Ребенок, почувствовав во рту тряпочку с жеванкой, засосал, зачмокал. Старик обрадовался:
– Ништо-о, вы-ырастешь, крикун-едун!
Вернулся Ташеев. Было слышно, как он долго и шумно отряхивался возле входа. А когда показался из темноты, то сразу сказал:
– Буран кончается. Я долго искал. Близко никого нет.
Снова запечалился старик: сгорбился, опустились у него руки с бутылкой – лилась из нее вода, а он не замечал этого; голос – безжизненный и убежденный:
– Это ты, азиат, мальца в буран толкнул...
– Я не толкал! Зачем неправду говоришь? – опешил Ташеев, суетливо расстегивая полушубок и верхнюю пуговицу рубашки. – Я сам пойду, в аул пойду за помощью!
– А кто ж пойдет, как не ты? Малец-то пропал из-за тебя – наслушался твоих волчьих рыканий и пошел, чтобы доказать – мол, не все люди-то на тебя похожи. Душа у него была звонкая – на миру недолго жил, где ему скумекать, что люди-то ой как непросты, ой как иные норовят потравить свою и чужие души! А у мальца, видать, запал стоял, чтоб хорошо всем делать...
– Не ной загодя, Матвеич, отходную, – сказал Потапов. – Может, еще все и обойдется...
– Эхма, пекла кума блины, не ела, а ждала – кум заглянет и приголубит. А ревнивая жена поленом кума ухайдакивала да приговаривала: «Не ходи до кумы по ее блины!»
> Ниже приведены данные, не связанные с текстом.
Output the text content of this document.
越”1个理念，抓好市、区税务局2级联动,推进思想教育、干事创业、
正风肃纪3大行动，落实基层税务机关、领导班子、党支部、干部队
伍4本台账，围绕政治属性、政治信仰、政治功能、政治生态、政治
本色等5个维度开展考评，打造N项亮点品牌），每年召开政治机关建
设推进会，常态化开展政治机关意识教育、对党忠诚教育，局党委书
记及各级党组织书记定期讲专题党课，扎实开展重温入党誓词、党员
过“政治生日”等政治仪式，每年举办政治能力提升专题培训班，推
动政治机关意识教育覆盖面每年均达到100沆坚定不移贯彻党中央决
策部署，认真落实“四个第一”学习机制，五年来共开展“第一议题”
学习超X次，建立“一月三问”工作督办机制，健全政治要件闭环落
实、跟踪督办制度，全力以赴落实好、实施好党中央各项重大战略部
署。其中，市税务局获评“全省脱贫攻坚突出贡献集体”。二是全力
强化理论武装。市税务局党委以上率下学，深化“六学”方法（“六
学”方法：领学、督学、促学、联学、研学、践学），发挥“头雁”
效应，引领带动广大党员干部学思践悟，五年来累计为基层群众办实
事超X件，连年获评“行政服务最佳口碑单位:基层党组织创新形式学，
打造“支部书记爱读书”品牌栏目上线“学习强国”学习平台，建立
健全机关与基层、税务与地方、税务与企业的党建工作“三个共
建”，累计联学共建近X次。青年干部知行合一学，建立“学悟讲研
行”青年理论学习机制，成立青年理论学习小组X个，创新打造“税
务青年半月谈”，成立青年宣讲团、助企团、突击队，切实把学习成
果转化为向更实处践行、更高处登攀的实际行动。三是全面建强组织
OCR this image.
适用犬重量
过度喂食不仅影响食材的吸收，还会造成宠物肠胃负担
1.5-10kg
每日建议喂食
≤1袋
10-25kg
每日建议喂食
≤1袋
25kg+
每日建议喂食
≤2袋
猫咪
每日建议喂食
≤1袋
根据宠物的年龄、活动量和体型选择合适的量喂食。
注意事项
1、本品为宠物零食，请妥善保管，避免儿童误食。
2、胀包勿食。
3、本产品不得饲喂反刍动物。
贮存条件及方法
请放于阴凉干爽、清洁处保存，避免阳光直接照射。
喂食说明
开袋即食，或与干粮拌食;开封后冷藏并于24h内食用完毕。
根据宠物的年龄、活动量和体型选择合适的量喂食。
Повинуясь странному чувству, Лепилин не мог оторвать взгляда от черной дыры, до которой всего несколько шагов. Здесь, до дыры, жизнь, а за ней безглазой метелью – смерть, принявшая в холодные объятия молчаливого паренька. Неужели тот рискнул выйти в буран, зная, что у него лишь один шанс из тысячи – из миллиона! – найти человеческое жилье? Знал, наверняка знал. Будь иначе – не оставил бы валенки и шапку.
Лепилин вдруг ощутил, что тот, исчезнувший, ушел не совсем: ушло его тело, а душа незримо присутствует среди них, в этой мрачной пещере; и она обрела над ними, в том числе и над Лепилиным, право быть их судьей, их совестью. Кажется, такой нелепый уход должен само имя человека стереть с земли и из памяти людской, но уход, схожий с самоубийством, неожиданно вознаградил его властью влиять на мысли и чувства.